During his adventures in Africa Eric von Rosen collected a large amount of artefacts from the primitive tribes that he met. Many of those ended up at Rockelstad where the upper hallway was turned into a museum. Many of the artefacts were horrifying masks and skulls. The magical troll drum came from a tribe in Central Africa. It consists of a small drum on a stick with two balls tied by strings which moved when the stick was turned. These balls were made out of stuffed skulls, with hair and everything, that had been shrunk. The two skulls are said to have come from two lovers from different tribes who died for their love for one another. The drum was used by the shaman of the tribe to call upon the spirits of the ancestors. Clearly such a magical artefact could not find rest hanging on a nail in Sweden. It gave off a horrifying howling noise at night which terrified many guests. It can now be seen at the Ethnographic Museum in Stockholm and is said to be haunted still.

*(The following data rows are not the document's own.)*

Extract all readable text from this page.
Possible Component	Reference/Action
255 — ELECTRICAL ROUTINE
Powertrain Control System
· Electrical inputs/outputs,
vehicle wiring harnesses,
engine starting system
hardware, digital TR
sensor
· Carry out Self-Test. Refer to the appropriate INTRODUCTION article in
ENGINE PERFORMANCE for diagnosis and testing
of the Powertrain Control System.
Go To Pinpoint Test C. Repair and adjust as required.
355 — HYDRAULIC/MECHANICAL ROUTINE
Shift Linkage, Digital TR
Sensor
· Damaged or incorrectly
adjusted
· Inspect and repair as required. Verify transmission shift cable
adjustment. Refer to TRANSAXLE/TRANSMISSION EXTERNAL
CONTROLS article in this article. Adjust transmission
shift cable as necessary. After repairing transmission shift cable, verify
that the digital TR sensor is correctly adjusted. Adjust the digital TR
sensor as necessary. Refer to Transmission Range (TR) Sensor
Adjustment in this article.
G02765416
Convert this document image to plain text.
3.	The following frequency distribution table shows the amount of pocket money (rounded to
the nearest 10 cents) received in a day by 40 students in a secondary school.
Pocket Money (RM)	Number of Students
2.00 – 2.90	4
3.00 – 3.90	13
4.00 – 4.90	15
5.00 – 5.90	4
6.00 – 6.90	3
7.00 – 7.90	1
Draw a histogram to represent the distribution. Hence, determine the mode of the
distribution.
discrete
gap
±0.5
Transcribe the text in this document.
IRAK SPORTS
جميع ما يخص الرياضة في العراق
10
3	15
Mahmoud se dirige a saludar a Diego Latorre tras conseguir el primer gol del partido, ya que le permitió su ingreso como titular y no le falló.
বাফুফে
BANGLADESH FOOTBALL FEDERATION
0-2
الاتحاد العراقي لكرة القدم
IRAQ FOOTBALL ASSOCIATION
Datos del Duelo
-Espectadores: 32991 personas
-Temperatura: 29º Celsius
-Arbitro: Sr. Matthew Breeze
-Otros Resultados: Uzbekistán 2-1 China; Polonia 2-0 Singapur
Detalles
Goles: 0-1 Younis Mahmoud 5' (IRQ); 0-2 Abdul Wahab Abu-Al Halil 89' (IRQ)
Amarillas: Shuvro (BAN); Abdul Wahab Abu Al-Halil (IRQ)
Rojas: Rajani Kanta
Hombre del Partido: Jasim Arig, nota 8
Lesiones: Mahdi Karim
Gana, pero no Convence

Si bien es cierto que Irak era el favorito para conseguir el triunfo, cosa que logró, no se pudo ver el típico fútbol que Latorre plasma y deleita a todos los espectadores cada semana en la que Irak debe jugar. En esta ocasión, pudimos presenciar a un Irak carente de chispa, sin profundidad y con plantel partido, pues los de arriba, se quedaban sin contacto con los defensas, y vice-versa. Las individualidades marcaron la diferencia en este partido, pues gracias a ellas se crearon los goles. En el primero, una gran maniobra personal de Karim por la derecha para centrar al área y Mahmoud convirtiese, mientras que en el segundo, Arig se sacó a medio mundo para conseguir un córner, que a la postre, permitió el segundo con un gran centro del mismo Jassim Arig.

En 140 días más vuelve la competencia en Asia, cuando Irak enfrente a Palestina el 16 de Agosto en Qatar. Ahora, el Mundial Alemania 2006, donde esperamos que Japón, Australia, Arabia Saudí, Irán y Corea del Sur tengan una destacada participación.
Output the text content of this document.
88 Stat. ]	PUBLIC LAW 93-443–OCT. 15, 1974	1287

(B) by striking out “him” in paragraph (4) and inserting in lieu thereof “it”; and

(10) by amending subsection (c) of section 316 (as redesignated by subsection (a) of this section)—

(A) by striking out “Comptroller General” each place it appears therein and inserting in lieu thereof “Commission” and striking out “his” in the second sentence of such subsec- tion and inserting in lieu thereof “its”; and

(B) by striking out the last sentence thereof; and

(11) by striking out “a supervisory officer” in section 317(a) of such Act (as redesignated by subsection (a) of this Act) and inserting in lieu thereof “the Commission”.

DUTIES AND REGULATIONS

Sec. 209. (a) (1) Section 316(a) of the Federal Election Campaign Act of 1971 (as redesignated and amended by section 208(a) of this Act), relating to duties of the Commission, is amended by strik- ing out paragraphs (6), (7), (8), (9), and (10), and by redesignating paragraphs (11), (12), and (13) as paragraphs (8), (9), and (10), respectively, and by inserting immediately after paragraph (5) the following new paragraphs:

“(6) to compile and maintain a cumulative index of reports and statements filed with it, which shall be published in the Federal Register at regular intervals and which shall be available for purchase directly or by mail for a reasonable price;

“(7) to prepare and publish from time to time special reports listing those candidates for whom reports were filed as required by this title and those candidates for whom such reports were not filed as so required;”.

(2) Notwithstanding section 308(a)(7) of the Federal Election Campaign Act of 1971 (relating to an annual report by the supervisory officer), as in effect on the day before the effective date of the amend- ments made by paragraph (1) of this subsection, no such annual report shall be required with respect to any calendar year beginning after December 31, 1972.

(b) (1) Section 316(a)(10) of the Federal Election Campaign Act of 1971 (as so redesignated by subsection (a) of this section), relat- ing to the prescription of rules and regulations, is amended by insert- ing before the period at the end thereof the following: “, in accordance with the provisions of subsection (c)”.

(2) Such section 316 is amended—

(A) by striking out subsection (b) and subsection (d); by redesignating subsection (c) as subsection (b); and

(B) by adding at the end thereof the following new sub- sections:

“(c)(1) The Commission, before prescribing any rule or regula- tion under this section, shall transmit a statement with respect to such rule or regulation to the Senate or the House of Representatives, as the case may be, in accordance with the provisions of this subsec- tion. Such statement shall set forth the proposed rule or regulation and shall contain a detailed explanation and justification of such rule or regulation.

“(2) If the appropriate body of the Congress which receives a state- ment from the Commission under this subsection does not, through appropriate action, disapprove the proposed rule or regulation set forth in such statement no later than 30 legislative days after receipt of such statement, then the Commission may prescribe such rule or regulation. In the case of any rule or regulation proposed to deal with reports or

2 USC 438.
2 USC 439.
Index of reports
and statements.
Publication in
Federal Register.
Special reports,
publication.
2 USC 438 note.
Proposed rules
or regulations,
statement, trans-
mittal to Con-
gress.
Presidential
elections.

Ristell and the Royal Mooses

There are several portraits of relatives of the present owners in the drawing room of the palace. Among those can a gentleman with a white wig and red gustavian uniform be found. His name was Ristell and he was a good friend of King Gustav III and also very musical. The king often asked him to write music for his plays and light opera. When Gustav had the Royal Dramatical Theatre built in Stockholm Ristell was to become the first manager. However, he had one problem. He stayed at a mansion near Uppsala, a long way from the opera in Stockholm. He decided to arrange better transport to the capital. He put mooses in front of his carriage since they were faster and had more stamina than horses and also greatly impressed societey when he travelled along the streets of Stockholm. The king became jealous and ordered Ristell to breed moose at his mansion for a royal moose regiment. During a number of years until the death of the king Stockholm took pride in its own noble moose regiment. The animals became valued friends and were buried at a special moose cemetary near Ristell's mansion. When the king was shot dead at the theatre Ristell and his mooses fell into disgrace. The farm was shut down and Ristell ended up in prison where he remained until his death. The only thing that still reminds us of the amusing episode are the graves with tombstones on the overgrown moose cemetary.